To me the grip angle is very important. If I point a sig, or a pistol with the same grip angle, at a target the sights are about on, but the glock grip angle leaves the pistol shooting high. For point shooting the grip angle is everything to me. In a self defense situation are you going to take time to get a good sight picture? After learning point shooting I can hit what I want within 20 to 30 feet.
Like others I have to say yes and no. I think it is overated to just hold a gun once, not like the feel and be done with it - just like I did with glocks. Couldn't stand the feel of em because of the grip angle, until I shot one. Something about that grip angle really helps with recoil and getting right back on target. Obviously I have become comfortable and used to glocks, my EDC now. I have really come to appreciate the simplicity and light weight and flatness of glocks (flat, not thin). But still if I'm just sitting there holding a glock, its still not the most comfortable thing for my hand.
Now with that said, I have my CZ that is one of the best feeling guns I've ever held. I love just holding that thing and shooting it is a dream as well.

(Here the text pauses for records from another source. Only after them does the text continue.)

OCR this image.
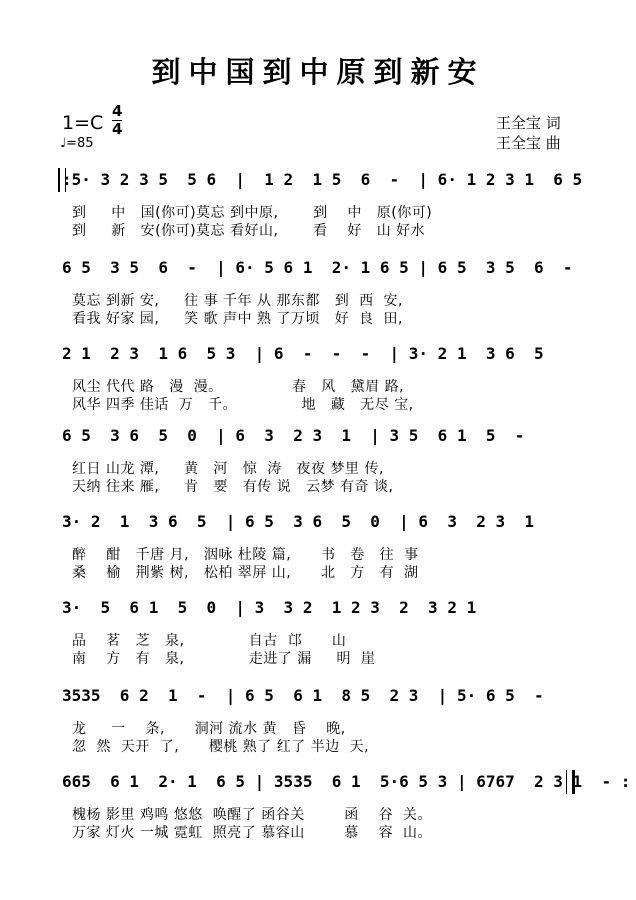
到中国到中原到新安
1=C
4
4
♩=85
王全宝 词
王全宝 曲
:5· 3 2 3 5  5 6  |  1 2  1 5  6  -  | 6· 1 2 3 1  6 5
到     中   国(你可)莫忘 到中原,       到    中   原(你可)
到     新   安(你可)莫忘 看好山,       看    好   山 好水
6 5  3 5  6  -  | 6· 5 6 1  2· 1 6 5 | 6 5  3 5  6  -
莫忘 到新 安,     往 事 千年 从 那东都   到  西  安,
看我 好家 园,     笑 歌 声中 熟 了万顷   好  良  田,
2 1  2 3  1 6  5 3  | 6  -  -  -  | 3· 2 1  3 6  5
风尘 代代 路   漫  漫。              春   风   黛眉 路,
风华 四季 佳话  万   千。             地   藏   无尽 宝,
6 5  3 6  5  0  | 6  3  2 3  1  | 3 5  6 1  5  -
红日 山龙 潭,     黄   河   惊  涛   夜夜 梦里 传,
天纳 往来 雁,     肯   要   有传 说   云梦 有奇 谈,
3· 2  1  3 6  5  | 6 5  3 6  5  0  | 6  3  2 3  1
醉    酣   千唐 月,   洇咏 杜陵 篇,      书   卷   往  事
桑    榆   荆紫 树,   松柏 翠屏 山,      北   方   有  湖
3·  5  6 1  5  0  | 3  3 2  1 2 3  2  3 2 1
品    茗   芝   泉,             自古  邙      山
南    方   有   泉,             走进了 漏     明  崖
3535  6 2  1  -  | 6 5  6 1  8 5  2 3  | 5· 6 5  -
龙     一    条,      洞河 流水 黄   昏    晚,
忽  然  天开  了,      樱桃 熟了 红了 半边  天,
665  6 1  2· 1  6 5 | 3535  6 1  5·6 5 3 | 6767  2 3 1  - :
槐杨 影里 鸡鸣 悠悠  唤醒了 函谷关        函    谷  关。
万家 灯火 一城 霓虹  照亮了 慕容山        慕    容  山。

Like people say alot around here, you need to try em out - put some rounds through before you can truly decide.
no it is not....
I go back to my revolver days, my brain said SW was the better choich but I always put more in 10 ring with a Colt. I just shoot better with some guns comparative equiped but I just shoot some better than others. Right now I shoot A ruger SR0c better than anything including my trusty 1911 that I have had and shot forever. Only thing I can attribute that to is feel!
It depends on what you mean by feel. To me feel mean it fits naturally in your hand, like and extension of your hand. With that definition, I don't think it is over rated.
I think feel is overrated to some extent. Both my S&W 3rd gens "feel" better and point more naturally than my Glock 30, but I shoot them all about the same. So while my 6906 fits my hand much better than the G30,it offers no advantage in accuracy or reliability due to that difference.
When I look for a gun I have already done my investigation before I go to the gun shops. I have a few I am going to look at. If I see something at the shop not on my list I go home and investigate some more.
Let's be honest, not all of us have 1,000 dollar to spend on a gun
I want to conceal and I only have so much room to hide a gun
HOW THE GUN FEELS
After the gun feels good in my hand. Grip, weight so forth
HOW THE GUN SHOOTS
Everything can be great but if I am not comfortable with the gun in my hand I am not going to get it
Everything can be perfect but if I don't like how it shoots I am not going to buy
So yes, feel combined with recoil and such are the most important things.
How a gun looks is pretty important to people. For me, lol how a gun looks is really secondary. I like how my gun looks but others think it is ugly, sr9c. Heck, I like how my can opener works but it isn't the best looking thing. To me, a gun is a tool like anything else.
Originally Posted by SHTFGearLLC
Feel isn't everything, or the only thing, but it is certainly a consideration for me. It is why I don't carry anything smaller than a compact.
Great comments, seems to be a fairly even split so far. (maybe more leaning to feel being important)
I'm not saying the feel of a gun is something that shouldn't be considered. I'm saying the advice I often hear given to new shooters would lead you to believe that "feel" is the primary criteria for choosing a new handgun. I'm simply saying, as most have said, that its just one single component of the entire equation.
Those of you saying its important have certainly made some great points. I was really excited when the LC9 was announced, but just couldn't get over how it felt in my hand so never gave it a second thought. In contrast, a CZ75 doesn't really fill a need for me, but I still want one because they feel so great in the hand. So I've also used that as an important item.